ロシアに対しても「紛争やテロの蔓延に頭を痛めるのはロシアも同じだ。北朝鮮の挑発は、国際社会全体への脅迫ととらえるべきである」と書く。

続けて「北朝鮮経済の生命線である石油の供給を止めたい意向だが、中国とロシアが反対している」と中ロの姿勢を批判し、こう注文していた。

「中ロと日米韓は、北朝鮮の行動を少なくとも一時的に停止させる外交的な措置をめざす必要がある」

読売は「1本社説」で安倍首相の言葉も引用

4日付の読売社説は「脅威を具現化する金正恩政権 国際包囲網で解決の糸口を探れ」との見出しを掲げ、次のように書き出していた。

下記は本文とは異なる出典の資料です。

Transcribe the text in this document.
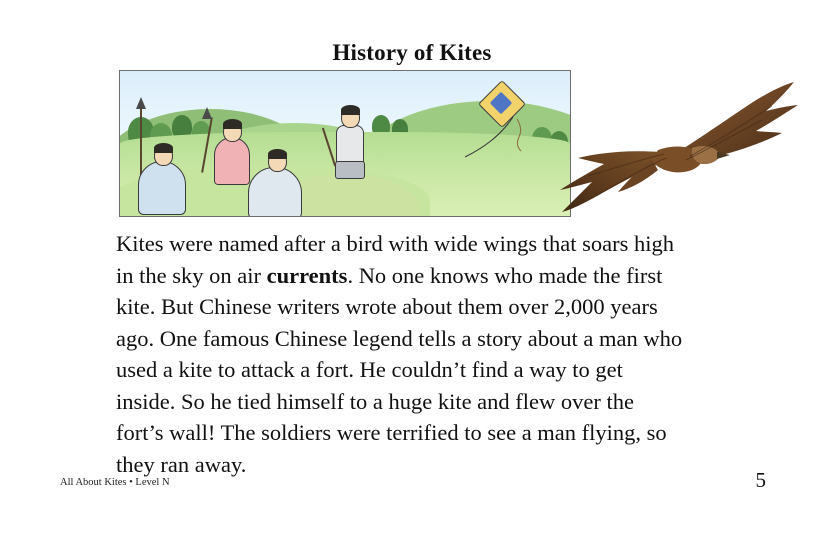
History of Kites
Kites were named after a bird with wide wings that soars high in the sky on air currents. No one knows who made the first kite. But Chinese writers wrote about them over 2,000 years ago. One famous Chinese legend tells a story about a man who used a kite to attack a fort. He couldn’t find a way to get inside. So he tied himself to a huge kite and flew over the fort’s wall! The soldiers were terrified to see a man flying, so they ran away.
All About Kites • Level N	5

「国連安全保障理事会の数々の制裁決議や関係国の警告を無視する暴走は断じて容認できない」

「国際社会はこの現状を深刻に受け止め、圧力を強化しなければなるまい」

朝日社説と同様に読売社説も「暴走」「断じて容認できない」と手厳しく国際社会に制裁を強化するよう求めていた。ただ朝日社説は「対話」を念頭に置いている。さらに読売が1本という大きな社説であるのに対し、朝日は半本という短い社説という違いがあった。

安倍政権寄りの読売らしく、「より重大かつ差し迫った新たな段階の脅威であり、地域と国際社会の平和と安全を著しく損なう」との安倍首相の言葉を引用している。